Pourquoi Pompidou a gracié Touvier en 1971: tradition du secret rompue
Paris, 28 novembre.
Jamais un dossier de grâce (réservé au président de la république) n'avait été jusqu'ici révélé au grand jour. La tradition du secret vient d'être rompue par le ministre de la Justice. C'est le juge d'instruction, M. Jean-Pierre Getti, chargé de l'enquête sur les plaintes pour «crimes contre l'humanité» déposées contre Paul Touvier, l'ex-chef du service de renseignements de la milice de Lyon, qui a bénéficié de cette «première».
Quand, en novembre 1971, le président Pompidou décida de gracier Paul Touvier, il avait entre les mains une série de documents sur lesquels il avait fondé sa décision.
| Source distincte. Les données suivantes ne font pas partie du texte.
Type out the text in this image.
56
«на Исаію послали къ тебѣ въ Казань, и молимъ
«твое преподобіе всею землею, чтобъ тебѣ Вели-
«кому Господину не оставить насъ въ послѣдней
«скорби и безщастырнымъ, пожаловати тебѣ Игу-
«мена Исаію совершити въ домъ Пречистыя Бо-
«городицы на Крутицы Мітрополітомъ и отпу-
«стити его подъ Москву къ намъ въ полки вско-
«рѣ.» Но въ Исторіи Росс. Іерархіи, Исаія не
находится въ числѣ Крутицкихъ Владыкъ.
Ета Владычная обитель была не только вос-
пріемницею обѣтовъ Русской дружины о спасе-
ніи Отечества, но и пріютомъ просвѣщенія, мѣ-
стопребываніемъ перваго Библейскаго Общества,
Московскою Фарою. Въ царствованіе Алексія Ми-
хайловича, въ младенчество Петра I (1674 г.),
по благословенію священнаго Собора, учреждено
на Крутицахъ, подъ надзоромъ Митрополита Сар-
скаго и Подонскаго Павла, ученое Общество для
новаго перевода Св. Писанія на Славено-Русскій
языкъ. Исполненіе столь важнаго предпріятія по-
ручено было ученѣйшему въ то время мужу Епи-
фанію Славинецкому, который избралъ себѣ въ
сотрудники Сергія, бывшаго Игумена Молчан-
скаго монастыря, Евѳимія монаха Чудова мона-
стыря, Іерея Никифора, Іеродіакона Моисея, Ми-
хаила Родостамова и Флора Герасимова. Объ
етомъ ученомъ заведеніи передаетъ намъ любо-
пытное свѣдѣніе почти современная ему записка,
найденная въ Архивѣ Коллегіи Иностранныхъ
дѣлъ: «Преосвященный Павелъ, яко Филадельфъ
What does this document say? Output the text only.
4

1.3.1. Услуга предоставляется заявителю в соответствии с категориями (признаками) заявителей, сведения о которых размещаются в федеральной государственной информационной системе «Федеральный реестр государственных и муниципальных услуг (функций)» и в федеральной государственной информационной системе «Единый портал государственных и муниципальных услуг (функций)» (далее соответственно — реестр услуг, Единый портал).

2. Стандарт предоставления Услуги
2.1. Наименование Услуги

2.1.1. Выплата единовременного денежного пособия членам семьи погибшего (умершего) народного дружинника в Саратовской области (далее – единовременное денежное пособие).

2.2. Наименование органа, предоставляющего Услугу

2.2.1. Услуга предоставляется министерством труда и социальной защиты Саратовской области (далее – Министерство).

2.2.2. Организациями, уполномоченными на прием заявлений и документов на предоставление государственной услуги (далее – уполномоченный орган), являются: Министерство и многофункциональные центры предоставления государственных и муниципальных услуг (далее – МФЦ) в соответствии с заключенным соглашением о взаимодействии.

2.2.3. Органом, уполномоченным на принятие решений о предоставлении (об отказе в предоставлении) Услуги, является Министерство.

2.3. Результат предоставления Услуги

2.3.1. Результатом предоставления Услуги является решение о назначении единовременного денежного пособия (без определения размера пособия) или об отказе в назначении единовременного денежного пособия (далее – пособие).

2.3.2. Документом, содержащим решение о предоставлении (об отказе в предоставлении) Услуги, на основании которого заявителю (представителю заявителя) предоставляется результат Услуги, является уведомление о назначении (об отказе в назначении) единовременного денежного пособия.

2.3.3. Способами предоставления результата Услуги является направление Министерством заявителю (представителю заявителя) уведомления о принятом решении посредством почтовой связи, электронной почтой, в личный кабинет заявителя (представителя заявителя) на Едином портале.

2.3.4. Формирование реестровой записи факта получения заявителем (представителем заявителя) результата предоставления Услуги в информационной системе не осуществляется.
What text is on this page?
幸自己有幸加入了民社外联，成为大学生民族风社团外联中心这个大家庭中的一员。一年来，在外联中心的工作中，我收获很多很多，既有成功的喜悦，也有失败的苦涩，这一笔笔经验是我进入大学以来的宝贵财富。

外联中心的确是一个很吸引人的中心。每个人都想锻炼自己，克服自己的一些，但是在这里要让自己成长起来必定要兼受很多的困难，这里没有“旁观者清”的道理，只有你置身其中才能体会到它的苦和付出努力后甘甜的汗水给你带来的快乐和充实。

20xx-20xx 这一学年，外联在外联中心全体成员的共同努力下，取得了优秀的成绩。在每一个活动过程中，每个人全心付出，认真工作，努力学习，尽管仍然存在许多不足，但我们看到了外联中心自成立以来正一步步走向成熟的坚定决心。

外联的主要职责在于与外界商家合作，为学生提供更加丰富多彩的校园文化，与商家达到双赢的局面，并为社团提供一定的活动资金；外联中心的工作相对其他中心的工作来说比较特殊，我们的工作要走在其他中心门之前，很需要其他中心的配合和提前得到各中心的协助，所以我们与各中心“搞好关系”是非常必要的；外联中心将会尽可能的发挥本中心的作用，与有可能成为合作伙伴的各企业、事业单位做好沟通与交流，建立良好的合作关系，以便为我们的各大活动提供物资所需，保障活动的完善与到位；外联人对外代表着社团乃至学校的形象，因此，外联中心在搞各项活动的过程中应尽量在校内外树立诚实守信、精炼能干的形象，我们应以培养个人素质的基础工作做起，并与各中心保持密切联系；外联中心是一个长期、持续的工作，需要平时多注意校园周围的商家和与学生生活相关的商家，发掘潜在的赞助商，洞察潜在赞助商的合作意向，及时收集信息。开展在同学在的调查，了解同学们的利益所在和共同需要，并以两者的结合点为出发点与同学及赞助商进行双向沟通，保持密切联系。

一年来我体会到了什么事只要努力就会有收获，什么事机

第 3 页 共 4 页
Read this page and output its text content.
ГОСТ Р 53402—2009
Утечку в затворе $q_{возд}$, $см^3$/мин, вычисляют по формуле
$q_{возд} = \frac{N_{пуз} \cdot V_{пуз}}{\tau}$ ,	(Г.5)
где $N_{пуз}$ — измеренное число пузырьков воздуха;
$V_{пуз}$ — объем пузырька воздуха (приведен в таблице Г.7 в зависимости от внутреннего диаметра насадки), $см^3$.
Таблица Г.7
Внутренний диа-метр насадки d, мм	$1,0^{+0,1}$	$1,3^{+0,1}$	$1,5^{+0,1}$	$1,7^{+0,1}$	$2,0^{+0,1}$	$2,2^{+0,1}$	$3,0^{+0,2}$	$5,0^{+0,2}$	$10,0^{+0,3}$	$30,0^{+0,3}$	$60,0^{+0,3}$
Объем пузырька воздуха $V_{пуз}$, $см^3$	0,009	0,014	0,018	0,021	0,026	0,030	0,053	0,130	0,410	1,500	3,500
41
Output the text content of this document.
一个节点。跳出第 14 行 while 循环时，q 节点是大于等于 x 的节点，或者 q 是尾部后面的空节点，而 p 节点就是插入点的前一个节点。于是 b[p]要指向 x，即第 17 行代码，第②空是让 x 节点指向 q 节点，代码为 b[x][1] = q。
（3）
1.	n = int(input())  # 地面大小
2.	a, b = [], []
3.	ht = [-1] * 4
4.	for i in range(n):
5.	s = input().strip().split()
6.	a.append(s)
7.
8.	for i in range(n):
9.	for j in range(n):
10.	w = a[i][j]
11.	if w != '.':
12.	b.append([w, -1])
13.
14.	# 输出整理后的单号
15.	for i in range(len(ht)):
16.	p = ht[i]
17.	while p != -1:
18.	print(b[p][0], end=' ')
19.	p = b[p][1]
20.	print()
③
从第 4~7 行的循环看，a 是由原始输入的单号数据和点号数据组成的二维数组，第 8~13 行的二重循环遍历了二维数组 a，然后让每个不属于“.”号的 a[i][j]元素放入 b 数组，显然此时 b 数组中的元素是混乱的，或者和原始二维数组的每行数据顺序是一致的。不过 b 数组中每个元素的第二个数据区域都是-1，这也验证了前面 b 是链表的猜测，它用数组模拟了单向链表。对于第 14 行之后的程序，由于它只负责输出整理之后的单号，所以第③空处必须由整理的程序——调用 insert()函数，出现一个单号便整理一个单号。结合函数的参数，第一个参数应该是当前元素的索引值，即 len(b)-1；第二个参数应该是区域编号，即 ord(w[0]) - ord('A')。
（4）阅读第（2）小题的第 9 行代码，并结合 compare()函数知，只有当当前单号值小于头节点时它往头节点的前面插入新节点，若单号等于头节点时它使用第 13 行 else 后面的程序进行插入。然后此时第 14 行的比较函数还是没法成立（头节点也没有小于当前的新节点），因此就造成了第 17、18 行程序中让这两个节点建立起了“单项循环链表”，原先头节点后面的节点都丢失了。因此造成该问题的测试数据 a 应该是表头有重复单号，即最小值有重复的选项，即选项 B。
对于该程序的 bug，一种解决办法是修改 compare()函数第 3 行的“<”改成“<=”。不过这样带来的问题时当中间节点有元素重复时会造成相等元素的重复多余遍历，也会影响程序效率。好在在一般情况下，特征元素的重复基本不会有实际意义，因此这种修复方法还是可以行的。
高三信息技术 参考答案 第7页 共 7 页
Une controverse récente, ouverte par un livre sur l'affaire Touvier, tend à accréditer une version selon laquelle, à l'époque, le dossier Touvier avait été l'objet de prévenances. Ces «attentions» pour l'ex-collaborateur de la Gestapo auraient été dispensées, notamment, par le directeur des affaires criminelles d'alors - l'actuel ministre de la Justice, M. Pierre Arpaillange.
Ce dernier a rapidement opposé un démenti formel à pareilles allégations. Pour ce faire, il a révélé avoir été résolument opposé à la grâce, dès mars 1971. Opportunément, une «fuite» a permis la publication d'un document d'époque signé de M. Arpaillange, appuyant les termes du démenti...
Revirement
Cette «fuite», c'était le premier pas. Déjà, la tradition du secret quant aux éléments ayant amené (ou non) un président de la république à faire usage de son droit de grâce, avait été rompue à ce moment-là. Or, à deux reprises précédemment, et conformément à cette tradition, le dossier de grâce avait été refusé net au prédécesseur du juge Getti, M. Claude Grellier.
Le ministre de la Justice vient donc d'opérer un revirement. Un geste sans précédent, motivé par des raisons qui n'ont pas été divulguées mais qu'on ne pourra s'empêcher de considérer comme très «personnelles». Mis en cause, probablement à tort, dans cette affaire, M. Arpaillange a-t-il estimé que son démenti et la «fuite» qui le confirmait n'avaient pas été suffisants? Et que penser du comportement si contradictoire, à quelques mois d'intervalle, du ministre chargé d'un des plus importants départements, celui de la justice? Son initiative actuelle paraît en tout cas bien singulière.
Il n'empêche, elle devrait permettre d'en savoir davantage désormais sur les soutiens dont a joui Paul Touvier. Non seulement les prélats et autres ecclésiastiques qui l'avaient toujours protégé, mais aussi d'autres personnages dont certains n'avaient peut-être jamais été nommés?